No. Under s.1(6) Law of Property Act 1925, anyone under 18 cannot hold legal title to UK land. In practice the property is held by adult trustees under a bare trust, with the child taking full legal title once they turn 18.
If I add myself to the title, will the stamp duty be higher?
It can be. Co-purchasers are assessed together, so if any co-owner already owns a residential property anywhere in the world, the additional-property SDLT surcharge applies to the whole purchase, even if it is your child's first home. Use the [UK Stamp Duty Calculator](/en/stamp-duty-calculator/) for your situation.
What paperwork does the bank need if the deposit is a gift?

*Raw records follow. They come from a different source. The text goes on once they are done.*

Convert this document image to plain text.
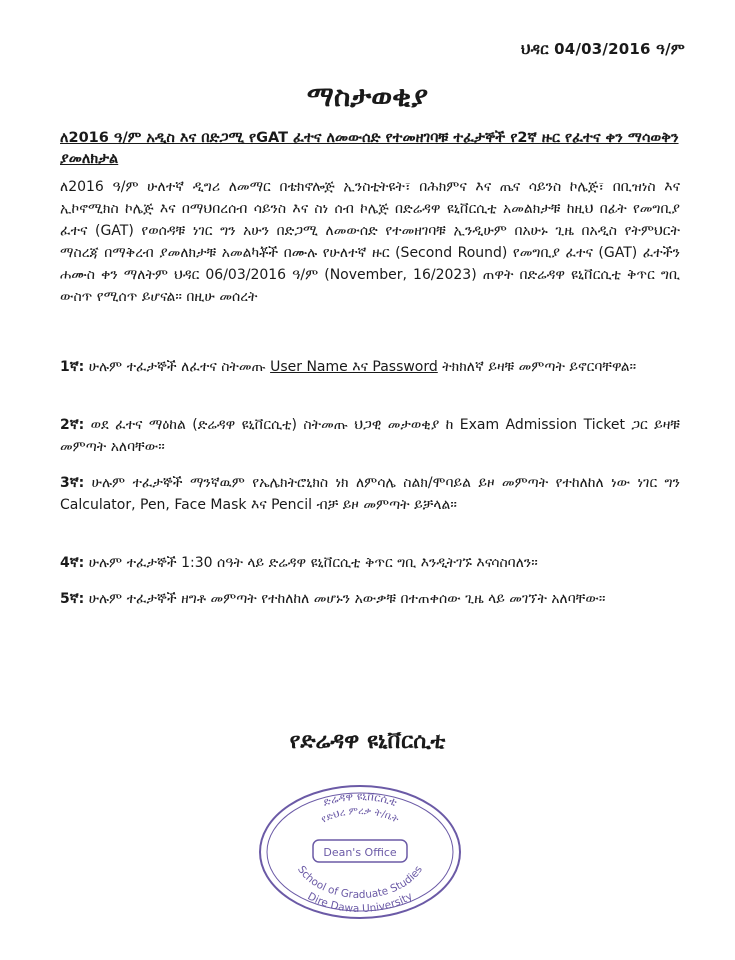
ህዳር 04/03/2016 ዓ/ም
ማስታወቂያ
ለ2016 ዓ/ም አዲስ እና በድጋሚ የGAT ፈተና ለመውሰድ የተመዘገባቹ ተፈታኞች የ2ኛ ዙር የፈተና ቀን ማሳወቅን ያመለክታል
ለ2016 ዓ/ም ሁለተኛ ዲግሪ ለመማር በቴክኖሎጅ ኢንስቲትዩት፣ በሕክምና እና ጤና ሳይንስ ኮሌጅ፣ በቢዝነስ እና ኢኮኖሚክስ ኮሌጅ እና በማህበረሰብ ሳይንስ እና ስነ ሰብ ኮሌጅ በድሬዳዋ ዩኒቨርሲቲ አመልክታቹ ከዚህ በፊት የመግቢያ ፈተና (GAT) የወሰዳቹ ነገር ግን አሁን በድጋሚ ለመውሰድ የተመዘገባቹ ኢንዲሁም በአሁኑ ጊዜ በአዲስ የትምህርት ማስረጃ በማቅረብ ያመለክታቹ አመልካቾች በሙሉ የሁለተኛ ዙር (Second Round) የመግቢያ ፈተና (GAT) ፈተችን ሐሙስ ቀን ማለትም ህዳር 06/03/2016 ዓ/ም (November, 16/2023) ጠዋት በድሬዳዋ ዩኒቨርሲቲ ቅጥር ግቢ ውስጥ የሚሰጥ ይሆናል። በዚሁ መሰረት
1ኛ: ሁሉም ተፈታኞች ለፈተና ስትመጡ User Name እና Password ትክክለኛ ይዛቹ መምጣት ይኖርባቸዋል።
2ኛ: ወደ ፈተና ማዕከል (ድሬዳዋ ዩኒቨርሲቲ) ስትመጡ ህጋዊ መታወቂያ ከ Exam Admission Ticket ጋር ይዛቹ መምጣት አለባቸው።
3ኛ: ሁሉም ተፈታኞች ማንኛዉም የኤሌክትሮኒክስ ነክ ለምሳሌ ስልክ/ሞባይል ይዞ መምጣት የተከለከለ ነው ነገር ግን Calculator, Pen, Face Mask እና Pencil ብቻ ይዞ መምጣት ይቻላል።
4ኛ: ሁሉም ተፈታኞች 1:30 ሰዓት ላይ ድሬዳዋ ዩኒቨርሲቲ ቅጥር ግቢ እንዲትገኙ እናሳስባለን።
5ኛ: ሁሉም ተፈታኞች ዘግቶ መምጣት የተከለከለ መሆኑን አውቃቹ በተጠቀሰው ጊዜ ላይ መገኘት አለባቸው።
የድሬዳዋ ዩኒቨርሲቲ
ድሬዳዋ ዩኒቨርሲቲ
የድህረ ምረቃ ት/ቤት
Dean's Office
School of Graduate Studies
Dire Dawa University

Lenders typically require a signed gifted-deposit letter stating the money is a non-repayable gift with no stake in the property; under the Money Laundering Regulations 2017, solicitors and lenders will also document and evidence the source of funds. Preparing these early smooths the process.
I'm not a UK resident — does this London home still involve UK inheritance tax?
Yes. From 6 April 2025 the UK adopted a residence-based inheritance tax regime, but UK residential property is a UK-situated asset and is always within UK inheritance tax regardless of where the owner lives. For personal planning, consult a qualified UK tax adviser.
Which is better — gifting cash or buying the property for my child?
There is no single right answer. It depends on whether the child is an adult, whether the parents already own another home, the family's inheritance tax exposure, and how quickly you wish to pass assets on. IREIS Properties suggests calculating the cost with the stamp duty calculator first and seeking a qualified UK tax and estate adviser for the specifics.